Bundle Element 1: Measure serum lactate
Bundle Element 2: Obtain blood cultures prior to antibiotic administration
Bundle Element 3: Administer broad-spectrum antibiotic within 3 hours of ED admission and within 1 hour of non-ED admission
Bundle Element 4: In the event of hypotension and/or serum lactate >4 mmol/L:
a. Deliver an initial minimum of 20 mL/kg of crystalloid or an equivalent
b. Apply vasopressors for hypotension not responding to initial fluid resuscitation to maintain mean arterial pressure (MAP) >65 mm Hg
Bundle Element 5: In the event of persistent hyptension despite fluid resuscitation (septic shock) and/or lactate >4 mmol/L:
a. Achieve a central venous pressure (CVP) of >8 mm Hg
b. Achieve a central venous oxygen saturation (ScvO2) > 70% or mixed venous oxygen saturation (SvO2) > 65%
Sepsis Management Bundle
Evidence-based goals that must be completed within 24 hours for patients with severe sepsis, septic shock and/or lactate > 4 mmol/L (36 mg/dl). For patients with severe sepsis, as many as four bundle elements must be accomplished within the first 24 hours of presentation. Some items may not be completed if the clinical conditions described in the bundle do not prevail, but clinicians must assess for them. The goal is to perform all indicated tasks 100 percent of the time within the first 24 hours from presentation:
Bundle Element 1: Administer low-dose steroids for septic shock in accordance with a standardized ICU policy. If not administered, document why the patient did not qualify for low-dose steroids based upon the standardized protocol.
Bundle Element 2: Administer recombinant human activated protein C (rhAPC) in accordance with a standardized ICU policy. If not administered, document why the patient did not qualify for rhAPC.

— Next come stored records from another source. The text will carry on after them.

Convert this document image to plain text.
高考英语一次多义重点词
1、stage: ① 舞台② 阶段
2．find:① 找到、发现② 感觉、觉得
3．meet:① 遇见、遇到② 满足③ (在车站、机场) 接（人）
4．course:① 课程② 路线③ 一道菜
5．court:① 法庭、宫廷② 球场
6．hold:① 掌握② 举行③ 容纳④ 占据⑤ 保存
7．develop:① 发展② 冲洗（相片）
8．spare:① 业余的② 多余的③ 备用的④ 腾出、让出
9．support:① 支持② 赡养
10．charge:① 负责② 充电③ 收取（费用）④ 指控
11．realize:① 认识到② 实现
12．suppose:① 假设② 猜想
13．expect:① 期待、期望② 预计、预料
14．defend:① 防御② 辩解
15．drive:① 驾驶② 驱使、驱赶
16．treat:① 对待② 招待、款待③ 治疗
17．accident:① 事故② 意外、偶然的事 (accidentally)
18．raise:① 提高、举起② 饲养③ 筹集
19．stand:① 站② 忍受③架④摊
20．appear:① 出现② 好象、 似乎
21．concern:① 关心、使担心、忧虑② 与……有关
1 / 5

Bundle Element 3: Maintain glucose control >70, but <150 mg/dL
Bundle Element 4: Maintain a median inspiratory plateau pressure (IPP) <30 cm H20 for mechanically ventilated patients
Measuring and Documenting the Bundles
Using the SSC performance improvement database will help your team and hospital evaluate improvements necessary to consistently achieve specific bundle elements. Engaging PDSA (Plan, Do, Study, Act) cycles for each bundle element where performance is lower than desired, will assist the team to develop/alter protocols and order sets and put systems into place to correct deviations (see article on PDSA cycles and the SSC). The performance improvement database allows users to enter data directly from individual patient charts. In the background, the SSC database aggregates that information across units, institutions, or hospital systems gauging success with the SSC quality indicators. At the end of each month, or any time desired, the data is transformed into bundle compliance graphs. This offers the visual stimulation necessary to motivate the team toward positive change. Posting the graphs presents opportunities for discussions at meetings and in the unit or emergency department so that protocol adjustments, perhaps equipment purchases, or other implementation approaches can be acted upon. Entering data into the database concurrently will reveal in real time if the bundles were achieved or if policy was followed. Retrospective data collection is not ideal because all too often, the care memory can be lost. The campaign recommends that information is entered directly into the database not placed onto a paper tool first and then entered. This duplicative effort yields no benefit.
The Severe Sepsis Quality Indicators should be used in conjunction with the bundles to help improvement teams understand the measures that will be used to evaluate their progress in improving the care of severely septic patients.